The Visalia Players were finally given the opportunity to purchase the property when the city decided to sell the complex during the dawn of the pandemic. However, the Visalia Players, like many other performing groups, were deeply affected by the pandemic. 

“We didn’t have any way to make money, because our main way of making money is to put on shows and sell tickets,” Schoettler said. “We did some online shows, and we kept reaching out to our supporters asking for donations until we were able to reopen.”

Schoettler said that the only way they were able to purchase the building is through the donations of the community. When they first announced they were interested in buying the property, they received help from multiple private donors. They also received larger donations from the Visalia County Center Rotary Club and the Visalia Rotary Community Foundation.

The only downside to having complete ownership of the property is increased liability, as well as the responsibility of repairs, according to Schoettler. Before, when the city was the property owner, they would pay for any damage to the building, such as a roof caving in, or any type of disaster. However, Schoettler said that it shouldn’t be too much of a concern, given they’ve rarely, if ever, had any major damage happen to the building.

“We’ve never had anything catastrophic like that, and we’ve paid for most of the upgrades over the years that have happened,” Schoettler said. “The city has paid for some things as well, so I want to thank them for being a great partner.”

Additionally, the staff report from 2021 stated that the property was “enhanced” using federal community development block grant (CDBG) funds. If the city managed to sell the property they would need to “reimburse” a balance of $175,000, but the remainder would be used at the discretion of the council. Fast forward to 2023, and Allison Mackey, the communications manager of Visalia, said this money would have to be paid back.

Schoettler said that their next task is to make upgrades to the theater that is well over 100 years old. There are handicap accessibility upgrades that have to take place as well, and Schoettler said they will be raising money for that. Additionally, Schoettler said that the theater will also be focusing on rebuilding their community, their actor pool and their members, since many dispersed as a result of the pandemic shutdown. 

“We’re having plays again, but we’re still not back to a full season. We’re still kind of climbing out of the pandemic slowdown. Some of our directors have moved on and we’re just trying to rebuild at this point,” Schoettler said.

Their next show will be a play called Sylvia, and will be directed by Ariana Murillo. The first showing will be on Jan. 27 and will run through Feb. 12. Tickets for adults are $16, while students are $12. Tickets can be purchased at

The play is about a dog who is a major “bone of connection” between a married couple, Greg and Kate. Sylvia, the dog, gives Greg a way of escape from reality, whether it be struggles at work or the fear of getting older. Meanwhile, Kate finds herself in a constant rivalry for affection with Sylvia. The show is rated R due to language and adult content. 

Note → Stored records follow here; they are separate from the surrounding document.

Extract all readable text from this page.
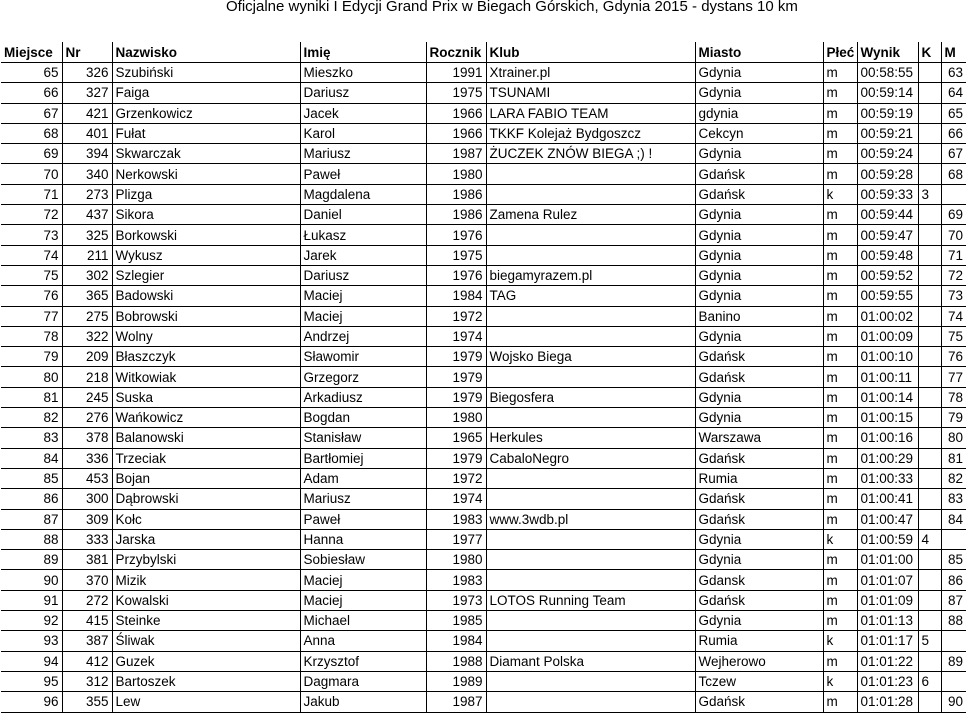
Oficjalne wyniki I Edycji Grand Prix w Biegach Górskich, Gdynia 2015 - dystans 10 km
Miejsce	Nr	Nazwisko	Imię	Rocznik	Klub	Miasto	Płeć	Wynik	K	M
65	326	Szubiński	Mieszko	1991	Xtrainer.pl	Gdynia	m	00:58:55		63
66	327	Faiga	Dariusz	1975	TSUNAMI	Gdynia	m	00:59:14		64
67	421	Grzenkowicz	Jacek	1966	LARA FABIO TEAM	gdynia	m	00:59:19		65
68	401	Fułat	Karol	1966	TKKF Kolejaż Bydgoszcz	Cekcyn	m	00:59:21		66
69	394	Skwarczak	Mariusz	1987	ŻUCZEK ZNÓW BIEGA ;) !	Gdynia	m	00:59:24		67
70	340	Nerkowski	Paweł	1980		Gdańsk	m	00:59:28		68
71	273	Plizga	Magdalena	1986		Gdańsk	k	00:59:33	3	
72	437	Sikora	Daniel	1986	Zamena Rulez	Gdynia	m	00:59:44		69
73	325	Borkowski	Łukasz	1976		Gdynia	m	00:59:47		70
74	211	Wykusz	Jarek	1975		Gdynia	m	00:59:48		71
75	302	Szlegier	Dariusz	1976	biegamyrazem.pl	Gdynia	m	00:59:52		72
76	365	Badowski	Maciej	1984	TAG	Gdynia	m	00:59:55		73
77	275	Bobrowski	Maciej	1972		Banino	m	01:00:02		74
78	322	Wolny	Andrzej	1974		Gdynia	m	01:00:09		75
79	209	Błaszczyk	Sławomir	1979	Wojsko Biega	Gdańsk	m	01:00:10		76
80	218	Witkowiak	Grzegorz	1979		Gdańsk	m	01:00:11		77
81	245	Suska	Arkadiusz	1979	Biegosfera	Gdynia	m	01:00:14		78
82	276	Wańkowicz	Bogdan	1980		Gdynia	m	01:00:15		79
83	378	Balanowski	Stanisław	1965	Herkules	Warszawa	m	01:00:16		80
84	336	Trzeciak	Bartłomiej	1979	CabaloNegro	Gdańsk	m	01:00:29		81
85	453	Bojan	Adam	1972		Rumia	m	01:00:33		82
86	300	Dąbrowski	Mariusz	1974		Gdańsk	m	01:00:41		83
87	309	Kołc	Paweł	1983	www.3wdb.pl	Gdańsk	m	01:00:47		84
88	333	Jarska	Hanna	1977		Gdynia	k	01:00:59	4	
89	381	Przybylski	Sobiesław	1980		Gdynia	m	01:01:00		85
90	370	Mizik	Maciej	1983		Gdansk	m	01:01:07		86
91	272	Kowalski	Maciej	1973	LOTOS Running Team	Gdańsk	m	01:01:09		87
92	415	Steinke	Michael	1985		Gdynia	m	01:01:13		88
93	387	Śliwak	Anna	1984		Rumia	k	01:01:17	5	
94	412	Guzek	Krzysztof	1988	Diamant Polska	Wejherowo	m	01:01:22		89
95	312	Bartoszek	Dagmara	1989		Tczew	k	01:01:23	6	
96	355	Lew	Jakub	1987		Gdańsk	m	01:01:28		90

The Visalia Players are a non-profit corporation dedicated to ushering community through theater in Visalia, and is supported by ticket sales and donations. They put on multiple shows every year, with members putting in hours of volunteer time into productions, ranging from acting, ticket sales, building sets and even maintaining the building. The Visalia Players are currently accepting members, donations and volunteers.